When I was growing up, I was one of the few kids who preferred a sausage roll to a meat pie. If I walked into a bakery, there was never any competition between the two, no matter how ‘fancy’ the meat pies sounded (Thai green chicken curry pie, anyone?).
And even though I’m all grown up, I still love it when I get the chance to slather some tomato sauce on a sausage roll and dig in.
My Favourite Recipe of Beef and Pork Sausage Rolls
Here’s a relatively easy recipe for sausage rolls that uses a mixture of ground beef and pork, along with some other veggies and a few herbs/spices.

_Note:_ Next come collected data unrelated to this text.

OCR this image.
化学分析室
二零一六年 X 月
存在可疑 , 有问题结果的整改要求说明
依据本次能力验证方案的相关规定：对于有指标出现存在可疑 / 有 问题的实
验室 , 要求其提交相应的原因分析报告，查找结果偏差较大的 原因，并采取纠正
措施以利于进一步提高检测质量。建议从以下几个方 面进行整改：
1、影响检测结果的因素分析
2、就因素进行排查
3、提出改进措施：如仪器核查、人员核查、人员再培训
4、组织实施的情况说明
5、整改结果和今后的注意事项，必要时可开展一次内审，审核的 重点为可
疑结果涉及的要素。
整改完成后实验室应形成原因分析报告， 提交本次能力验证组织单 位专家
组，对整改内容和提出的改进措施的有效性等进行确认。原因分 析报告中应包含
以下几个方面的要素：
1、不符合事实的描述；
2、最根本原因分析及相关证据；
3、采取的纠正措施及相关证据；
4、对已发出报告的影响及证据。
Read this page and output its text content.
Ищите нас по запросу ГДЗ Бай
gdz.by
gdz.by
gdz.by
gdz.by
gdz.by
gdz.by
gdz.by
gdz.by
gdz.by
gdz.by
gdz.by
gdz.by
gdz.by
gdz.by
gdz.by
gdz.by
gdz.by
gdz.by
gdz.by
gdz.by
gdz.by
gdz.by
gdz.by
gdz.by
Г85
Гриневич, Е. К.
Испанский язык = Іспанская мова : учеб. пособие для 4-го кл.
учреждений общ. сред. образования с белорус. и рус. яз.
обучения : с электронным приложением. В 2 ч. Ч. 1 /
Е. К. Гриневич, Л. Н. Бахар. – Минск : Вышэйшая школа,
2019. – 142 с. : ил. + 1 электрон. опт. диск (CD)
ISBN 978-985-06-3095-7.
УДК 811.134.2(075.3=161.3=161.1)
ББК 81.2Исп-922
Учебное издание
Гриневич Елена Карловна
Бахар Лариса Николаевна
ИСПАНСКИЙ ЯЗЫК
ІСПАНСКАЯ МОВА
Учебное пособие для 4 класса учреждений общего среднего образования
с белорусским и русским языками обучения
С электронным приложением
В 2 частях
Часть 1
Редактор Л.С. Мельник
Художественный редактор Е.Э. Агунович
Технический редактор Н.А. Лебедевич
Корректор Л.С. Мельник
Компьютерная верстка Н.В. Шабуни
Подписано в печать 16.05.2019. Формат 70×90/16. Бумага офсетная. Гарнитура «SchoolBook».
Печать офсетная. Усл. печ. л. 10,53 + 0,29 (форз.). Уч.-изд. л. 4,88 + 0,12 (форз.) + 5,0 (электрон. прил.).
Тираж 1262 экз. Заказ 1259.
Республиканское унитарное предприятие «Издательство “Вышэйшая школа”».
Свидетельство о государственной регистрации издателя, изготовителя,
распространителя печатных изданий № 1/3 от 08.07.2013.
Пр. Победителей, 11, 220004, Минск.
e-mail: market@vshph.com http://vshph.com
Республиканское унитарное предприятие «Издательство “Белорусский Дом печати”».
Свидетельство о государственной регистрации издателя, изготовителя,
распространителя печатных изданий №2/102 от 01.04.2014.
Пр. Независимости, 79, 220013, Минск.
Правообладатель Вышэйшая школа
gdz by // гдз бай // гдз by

Beef and Pork Sausage RollsPrint Recipe
- 1 pound of lean ground beef
- 1 pound of ground pork
- 2 slices of white sandwich bread, stale
- 1 carrot, peeled and finely diced
- 1/2 cup of heavy cream
- 1/2 onion, diced
- 1/4 teaspoon of thyme, dried
- 1/2 teaspoon of ground sage
- 1/4 teaspoon of garlic powder
- 1/2 teaspoon of ground white pepper
- 1 tablespoon of salt
- 1/2 teaspoon of curry powder
- 1 egg white whisked with 1 tablespoon of water
- 2 sheets puff pastry, thawed
- Preheat your oven to 350°F/175°C.
- Break the bread into chunks and add to a food processor to create bread crumbs. Add crumbs to a bowl and cover with the cream before setting aside.
- Pulse the ground beef in the food processor until it is very well ground, almost puree like. Move the ground beef to a large bowl and pulse the pork to the same consistency. Add pork to ground beef in the bowl.
- Add the onion, carrots, thyme, sage, curry powder, garlic powder, and salt to the bowl, along with the cream soaked bread crumbs. Mix well with a fork.
- Cut each sheet of puff pastry in half to form 4 long sheets of pastry.
- Separate the meat mixture into quarters and roll each quarter into a tube roughly the same length as your pastry.
- Place each tube onto one of the pastry pieces and roll the pastry around the meat to fully enclose. Moisten the seam to seal the pastry around the meat.
- Cut each meat-filled pastry tube into four pieces and place them onto a baking tray seam side down.
- Brush your sausage rolls with the egg wash and cook for about 40 minutes.